“I honestly could not stop reading Caitlin Rother's Then No One Can Have Her. It's riveting, revealing, and insightful. . .  Her closing chapters, written in first person, made my eyes water. What a fabulous, fabulous book!
-- Suzy Spencer, NY Times bestselling author  
 
“Tightly written, meticulously researched.
-- Steve Jackson, NY Times bestselling author 

THEN NO ONE CAN HAVE HER

A story of blood money, sex addiction, manipulation, and murder in Prescott, Arizona, this complex legal tale shows what can happen when a deep love between "soulmates" turns to obsession: Carol Kennedy, a peaceful, loving and creative therapist, and her handsome investment broker husband, Steve DeMocker. On this roller-coaster ride to justice, the evolving criminal investigation into Kennedy's murder continues even after DeMocker is behind bars as he pulls his girlfriend and family into his schemes, resulting in additional charges and a new defense team. Meanwhile, as judges play musical chairs, prosecutors and defense attorneys exchange ethical allegations and evidence of a contaminated DNA changes the whole landscape of the case. (Kensington/Pinnacle, 2015)

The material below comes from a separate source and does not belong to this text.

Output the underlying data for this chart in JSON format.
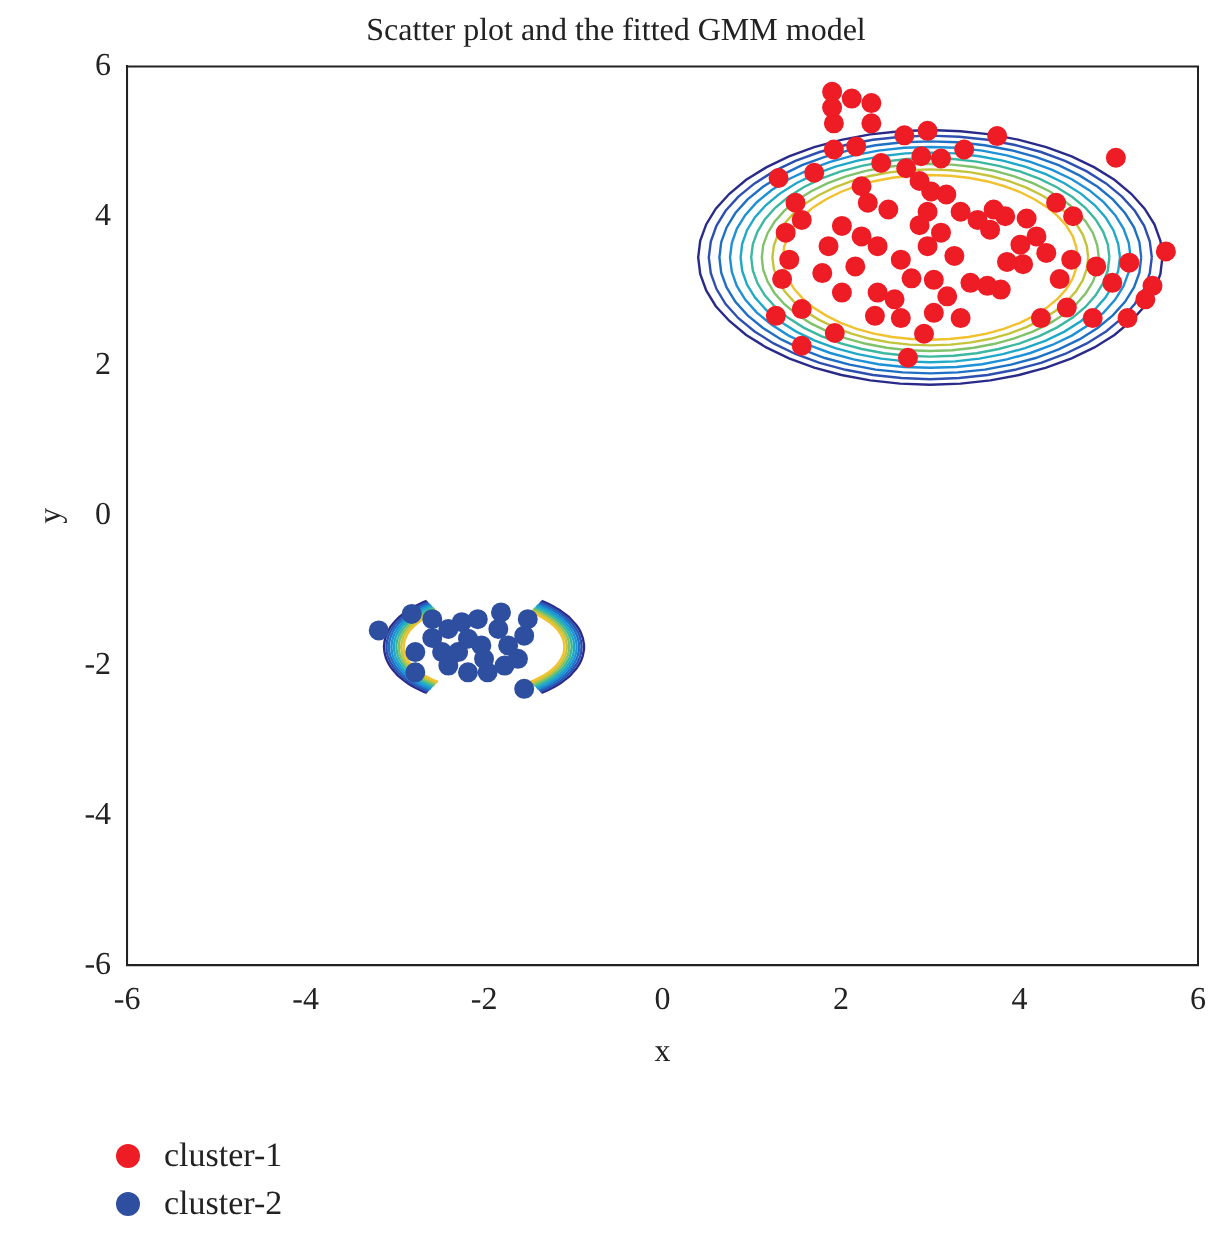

“Prepare to be hooked by Rother's absorbing narrative of greed, desperation, and twisty relationships. . . Between lies, financial shenanigans, shady legal maneuverings, and divided families, this tale sounds like fiction, but it's all true. and very dark.
-- Katherine Ramsland, forensic psychologist and author
PHOTO GALLERY

Top row, left to right: Carol Kennedy grew up in a modest middle-class home in Tennessee. After a short-lived marriage, she fell in love the bright and handsome Steve DeMocker, who was raised in an affluent, educated family. The two "soulmates" got married and moved to Prescott, Arizona, where Steve had graduated from the small alternative university, Prescott College. As he rose from professor to dean there, they lived in the dream home she designed, at the foot of Granite Mountain.  She taught dream psychology there too, became an artist, and counseled domestic violence victims. After they raised two daughters, Steve left academics to become an investment broker. While he professed to love her, he had repeated affairs and promised to stop, but would not stop or let her go. When Carol pronounced him a sex addict, he claimed to have no time for counseling. Finally, after an acrimonious divorce, she thought she was done with him. But 35 days later, she was found dead, her skull pummeled with a golf club, ironically becoming a victim of domestic violence herself. It took two trials and five years from arrest to sentencing, but Steve was finally convicted of murder and, despite claims that he was wrongly convicted, he will spend the rest of his life in prison.